Posteriormente en 1981, Xerox lanzó al mercado el fruto de todo su desarrollo: Xerox Star, que no tuvo el éxito esperado y se consideró un fracaso comercial. Dos años después, el 19 de enero de 1983, la firma de la manzana presentó el flamante Apple Lisa, que a pesar de sus innovaciones y capacidad de funcionamiento fluida y natural para el usuario, siguió los mismos malos pasos de su inspirador, distribuyendo sólo 10 mil unidades en tres años en el mercado, gracias a un precio excesivamente alto para la época: 10 mil dólares -cerca de 25 mil dólares de hoy-, con lo que el enfoque de usuario quedó finalmente destinado al segmento empresarial.

Esto generó una serie de discrepancias entre el equipo de ingenieros, la junta directiva y Steve Jobs, forzando a este último a abandonar el proyecto. Fue así como Jobs tomó algunas de las ideas y se embarcó en un proyecto clandestino dentro de la misma empresa, dando pie al primer modelo de Macintoch. Por otro lado, Xerox, al ver el concepto de Apple, demandó a la empresa solicitando más de 150 millones de dólares, argumentando la copia del software sin autorización.

Lisa vería el fin de sus días cuando 2.700 computadores que no se vendieron fueron enterrados en Utah, EE.UU., con lo que las pocas unidades que hoy se mantienen se convirtieron en un sagrado objeto de colección.

Steve Jobs en tanto, tampoco tendría gran suerte con su proyecto y fue despedido en 1985 de la empresa que él mismo fundó.

El retorno

Pero a pesar de lo significativo del producto y de su fracaso, a casi 35 años de su presentación, Lisa (cuyo acrónimo fue “Local Integrated System Architecture” y que posteriormente sería reconocido por Jobs como un guiño en honor a su hija recién nacida) tendrá una segunda vida, gracias a un grupo de fanáticos que insistió en vuelta al sistema operativo en forma de código abierto.

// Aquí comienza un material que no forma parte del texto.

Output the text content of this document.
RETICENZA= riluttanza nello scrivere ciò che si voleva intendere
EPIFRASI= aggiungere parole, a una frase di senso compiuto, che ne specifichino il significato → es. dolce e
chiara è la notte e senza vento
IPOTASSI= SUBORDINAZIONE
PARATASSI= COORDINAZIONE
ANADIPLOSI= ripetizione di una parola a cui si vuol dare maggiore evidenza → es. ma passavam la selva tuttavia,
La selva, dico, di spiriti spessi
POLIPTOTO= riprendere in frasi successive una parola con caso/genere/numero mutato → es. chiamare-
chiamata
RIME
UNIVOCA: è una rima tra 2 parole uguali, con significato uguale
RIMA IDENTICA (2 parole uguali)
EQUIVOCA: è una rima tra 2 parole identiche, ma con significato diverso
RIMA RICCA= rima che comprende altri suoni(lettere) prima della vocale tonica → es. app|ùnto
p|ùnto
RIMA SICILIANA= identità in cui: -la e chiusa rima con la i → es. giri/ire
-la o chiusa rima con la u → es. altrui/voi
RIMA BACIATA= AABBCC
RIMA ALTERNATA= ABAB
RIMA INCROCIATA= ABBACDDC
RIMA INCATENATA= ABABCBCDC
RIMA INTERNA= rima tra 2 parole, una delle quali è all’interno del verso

El software, libre y gratuito a partir de 2018, será traído nuevamente a la vida gracias al Computer History Museum, según se anunció en un correo enviado al grupo de fanáticos del equipo. En él se especifica que se han recuperado las aplicaciones y la mayoría del sistema, aunque no se espera que sea “actualizado” con un entorno como el de los actuales dispositivos iOS.